The 3-tier model, like the 2-tier model can apply to the applet, client/server application, and servlet scenarios. The main difference is that a 3-tier driver, will divide itself up to make the best use of running on 3 tiers. The part of the driver that implements the JDBC interfaces will be very small, which will decrease download time when used from an applet. The middle tier part of the driver will handle many tasks without the aid of the HP3000. Typical tasks suited for the middle tier are statement parsing and compiling, data caching, transaction control, and metadata caching. The HP3000 tier’s main task is accessing the databases. The two main benefits of a 3-tier deployment are security and reducing the load on the HP3000. Like clients connecting to a servlet using the 2-tier model, all clients using the 3-tier model only need have access to the middle tier machine. The network between the middle-tier machine and the HP3000, can therefore be very restrictive and secure. The middle tier also relieves the HP3000 from performing many tasks. For some applications that execute alot of different SQL statements, having this task performed by the middle tier can have a very significant effect on the HP3000.

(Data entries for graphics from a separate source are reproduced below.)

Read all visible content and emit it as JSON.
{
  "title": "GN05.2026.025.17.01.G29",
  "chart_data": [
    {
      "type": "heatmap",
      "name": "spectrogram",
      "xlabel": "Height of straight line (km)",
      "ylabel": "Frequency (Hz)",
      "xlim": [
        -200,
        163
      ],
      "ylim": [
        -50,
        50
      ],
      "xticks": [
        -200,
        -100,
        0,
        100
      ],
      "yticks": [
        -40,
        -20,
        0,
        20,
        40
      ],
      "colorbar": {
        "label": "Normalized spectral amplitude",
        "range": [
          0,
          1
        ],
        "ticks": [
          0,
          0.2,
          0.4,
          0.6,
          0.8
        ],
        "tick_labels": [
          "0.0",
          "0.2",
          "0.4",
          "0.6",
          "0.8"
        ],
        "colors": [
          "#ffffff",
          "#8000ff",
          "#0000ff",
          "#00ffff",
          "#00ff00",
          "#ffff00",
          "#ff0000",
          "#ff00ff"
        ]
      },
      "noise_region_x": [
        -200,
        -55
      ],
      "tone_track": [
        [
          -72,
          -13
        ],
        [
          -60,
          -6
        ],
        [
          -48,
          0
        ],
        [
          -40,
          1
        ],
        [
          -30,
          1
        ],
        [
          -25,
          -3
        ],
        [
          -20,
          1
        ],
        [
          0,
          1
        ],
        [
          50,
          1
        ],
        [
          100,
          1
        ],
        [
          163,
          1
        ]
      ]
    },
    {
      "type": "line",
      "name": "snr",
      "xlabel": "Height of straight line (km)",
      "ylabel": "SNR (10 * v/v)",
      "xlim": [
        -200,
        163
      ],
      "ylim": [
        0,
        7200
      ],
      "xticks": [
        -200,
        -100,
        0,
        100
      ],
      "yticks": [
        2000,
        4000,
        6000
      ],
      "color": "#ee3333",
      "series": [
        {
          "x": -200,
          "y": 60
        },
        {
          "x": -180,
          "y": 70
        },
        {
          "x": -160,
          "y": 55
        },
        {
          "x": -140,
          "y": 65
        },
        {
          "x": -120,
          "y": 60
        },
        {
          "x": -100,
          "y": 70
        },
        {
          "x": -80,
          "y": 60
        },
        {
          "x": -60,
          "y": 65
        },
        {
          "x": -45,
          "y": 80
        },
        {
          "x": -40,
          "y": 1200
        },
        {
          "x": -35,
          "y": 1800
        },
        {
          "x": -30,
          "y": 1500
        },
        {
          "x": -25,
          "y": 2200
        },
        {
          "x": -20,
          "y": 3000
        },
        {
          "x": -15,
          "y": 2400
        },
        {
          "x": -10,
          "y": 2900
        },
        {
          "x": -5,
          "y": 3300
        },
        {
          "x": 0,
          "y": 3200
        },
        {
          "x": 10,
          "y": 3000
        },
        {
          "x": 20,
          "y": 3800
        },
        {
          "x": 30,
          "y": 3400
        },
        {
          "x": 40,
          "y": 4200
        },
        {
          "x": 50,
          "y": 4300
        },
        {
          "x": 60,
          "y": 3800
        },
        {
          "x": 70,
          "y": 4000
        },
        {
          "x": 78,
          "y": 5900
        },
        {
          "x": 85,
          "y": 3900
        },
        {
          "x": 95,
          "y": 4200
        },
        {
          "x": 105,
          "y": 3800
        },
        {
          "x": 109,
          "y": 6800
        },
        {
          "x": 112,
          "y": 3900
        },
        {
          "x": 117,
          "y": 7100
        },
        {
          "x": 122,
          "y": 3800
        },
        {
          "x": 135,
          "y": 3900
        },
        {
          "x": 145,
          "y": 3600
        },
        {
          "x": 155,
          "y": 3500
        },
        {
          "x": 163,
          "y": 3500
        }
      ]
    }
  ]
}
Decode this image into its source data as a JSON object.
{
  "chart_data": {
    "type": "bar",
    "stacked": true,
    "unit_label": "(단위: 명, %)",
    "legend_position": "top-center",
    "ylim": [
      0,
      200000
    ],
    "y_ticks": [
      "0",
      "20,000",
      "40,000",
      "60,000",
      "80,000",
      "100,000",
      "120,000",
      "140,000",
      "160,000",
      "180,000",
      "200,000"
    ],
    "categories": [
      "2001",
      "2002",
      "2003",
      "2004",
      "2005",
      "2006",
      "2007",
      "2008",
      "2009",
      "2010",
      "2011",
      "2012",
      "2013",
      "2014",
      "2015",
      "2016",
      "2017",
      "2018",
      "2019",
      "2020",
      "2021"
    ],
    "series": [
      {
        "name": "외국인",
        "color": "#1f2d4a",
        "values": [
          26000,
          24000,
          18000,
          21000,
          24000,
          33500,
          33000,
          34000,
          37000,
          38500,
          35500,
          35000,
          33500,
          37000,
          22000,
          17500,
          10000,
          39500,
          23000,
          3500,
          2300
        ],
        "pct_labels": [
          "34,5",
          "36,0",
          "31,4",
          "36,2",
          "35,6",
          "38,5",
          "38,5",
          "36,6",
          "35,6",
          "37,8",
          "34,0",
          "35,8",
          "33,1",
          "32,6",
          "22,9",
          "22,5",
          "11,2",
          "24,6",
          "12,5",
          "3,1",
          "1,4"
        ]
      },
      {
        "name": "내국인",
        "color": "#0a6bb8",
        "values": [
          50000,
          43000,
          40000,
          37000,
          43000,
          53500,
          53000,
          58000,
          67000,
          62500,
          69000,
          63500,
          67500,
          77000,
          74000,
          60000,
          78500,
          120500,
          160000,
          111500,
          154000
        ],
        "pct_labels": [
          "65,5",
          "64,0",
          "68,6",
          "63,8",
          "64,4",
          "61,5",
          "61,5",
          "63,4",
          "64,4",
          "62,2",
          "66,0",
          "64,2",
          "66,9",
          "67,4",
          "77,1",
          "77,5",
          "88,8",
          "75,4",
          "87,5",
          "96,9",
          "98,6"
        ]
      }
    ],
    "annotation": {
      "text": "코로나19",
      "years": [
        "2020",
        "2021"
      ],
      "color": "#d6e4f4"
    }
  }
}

Until recently JAVA development has consisted of using old style text editors and command-line commands for compiling and testing. Recent releases of some JAVA development tools have introduced visual-oriented JAVA development. The most recent releases of these tools now include wizards and other visual design tools for creating JAVA code that uses JDBC. Many of the tools now include data-aware controls as components that use JDBC to automatically transfer data between the controls and a database. Many of these advances have been made in a rather short time, and the expectation is that it will continue. End-user tools, however, have not yet shown up in the market. It is reasonable to expect that a number of JAVA based tools that use JDBC, such as report writers, will come to market in the near future. Something that might be very useful is a JAVA version of Crystal Reports able to run as a servlet on any kind of web server!